Rodolphe II de Neuchâtel, mscrt Heidelberg, codex Manesse, fo 20 r

Le français de Paris

De nombreux auteurs romands (Rambert, Ramuz, Cendrars et des théologiens) ont manié la langue française pour offrir des beautés littéraires à la francophonie et la France s’en est approprié quelques-uns : le Genevois Jean-Jacques Rousseau par exemple, mais nous nous ne ferons pas de guerre à la France pour autant ! Nous avons une culture franco-suisse comme germano-suisse et ces mélanges culturels sont heureux même si leur histoire fut tumultueuse plus d’une fois ! Anouilh et Chardonne sont des auteurs français qui ont aimé vivre et écrire en Suisse.

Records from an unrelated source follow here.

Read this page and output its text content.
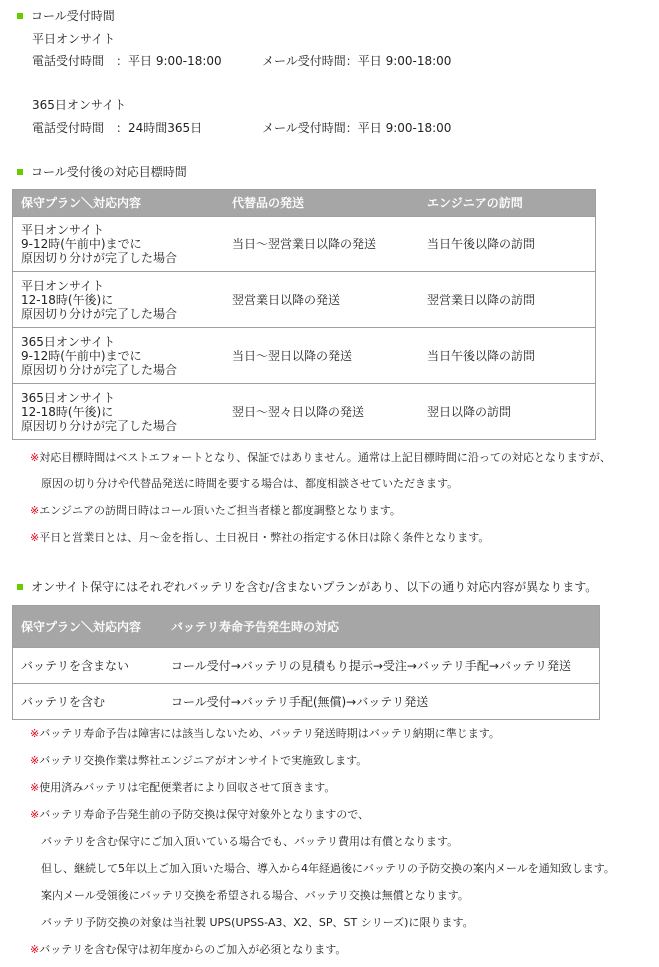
コール受付時間
平日オンサイト
電話受付時間　：平日 9:00-18:00	メール受付時間：平日 9:00-18:00
365日オンサイト
電話受付時間　：24時間365日	メール受付時間：平日 9:00-18:00
コール受付後の対応目標時間
保守プラン＼対応内容	代替品の発送	エンジニアの訪問

平日オンサイト
9-12時(午前中)までに
原因切り分けが完了した場合	当日～翌営業日以降の発送	当日午後以降の訪問

平日オンサイト
12-18時(午後)に
原因切り分けが完了した場合	翌営業日以降の発送	翌営業日以降の訪問

365日オンサイト
9-12時(午前中)までに
原因切り分けが完了した場合	当日～翌日以降の発送	当日午後以降の訪問

365日オンサイト
12-18時(午後)に
原因切り分けが完了した場合	翌日～翌々日以降の発送	翌日以降の訪問
※対応目標時間はベストエフォートとなり、保証ではありません。通常は上記目標時間に沿っての対応となりますが、
原因の切り分けや代替品発送に時間を要する場合は、都度相談させていただきます。
※エンジニアの訪問日時はコール頂いたご担当者様と都度調整となります。
※平日と営業日とは、月～金を指し、土日祝日・弊社の指定する休日は除く条件となります。
オンサイト保守にはそれぞれバッテリを含む/含まないプランがあり、以下の通り対応内容が異なります。
保守プラン＼対応内容	バッテリ寿命予告発生時の対応
バッテリを含まない	コール受付→バッテリの見積もり提示→受注→バッテリ手配→バッテリ発送
バッテリを含む	コール受付→バッテリ手配(無償)→バッテリ発送
※バッテリ寿命予告は障害には該当しないため、バッテリ発送時期はバッテリ納期に準じます。
※バッテリ交換作業は弊社エンジニアがオンサイトで実施致します。
※使用済みバッテリは宅配便業者により回収させて頂きます。
※バッテリ寿命予告発生前の予防交換は保守対象外となりますので、
バッテリを含む保守にご加入頂いている場合でも、バッテリ費用は有償となります。
但し、継続して5年以上ご加入頂いた場合、導入から4年経過後にバッテリの予防交換の案内メールを通知致します。
案内メール受領後にバッテリ交換を希望される場合、バッテリ交換は無償となります。
バッテリ予防交換の対象は当社製 UPS(UPSS-A3、X2、SP、ST シリーズ)に限ります。
※バッテリを含む保守は初年度からのご加入が必須となります。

Dans ce bref exposé, je vous propose deux approches distinctes : nos anciens mots ayant échappé à la mort des patois et survécu dans les conversations de nos jours; au final, je vous présenterai quelques extraits d’auteurs en français de Paris qui méritent votre attention.

II. Des mots du quotidien

Mesdames, Messieurs les spécialistes, je vous prie de m’excuser de privilégier des vaudoiseries mais c’est ce que j’ai eu le plus souvent l’occasion d’entendre. A travers plusieurs mots, vous pourrez percevoir le tempérament et le caractère d’un peuple aux mœurs pacifiques, en dépit de quelques pratiques guerrières bien goûtées comme le tir sportif.
J’espère vous démonter qu’un Frounze (un Français) peut comprendre les Welsches12 (les Romands) qui vivent avec les Chtaufifres (les Alémaniques parlant le Schwitzerdutsch).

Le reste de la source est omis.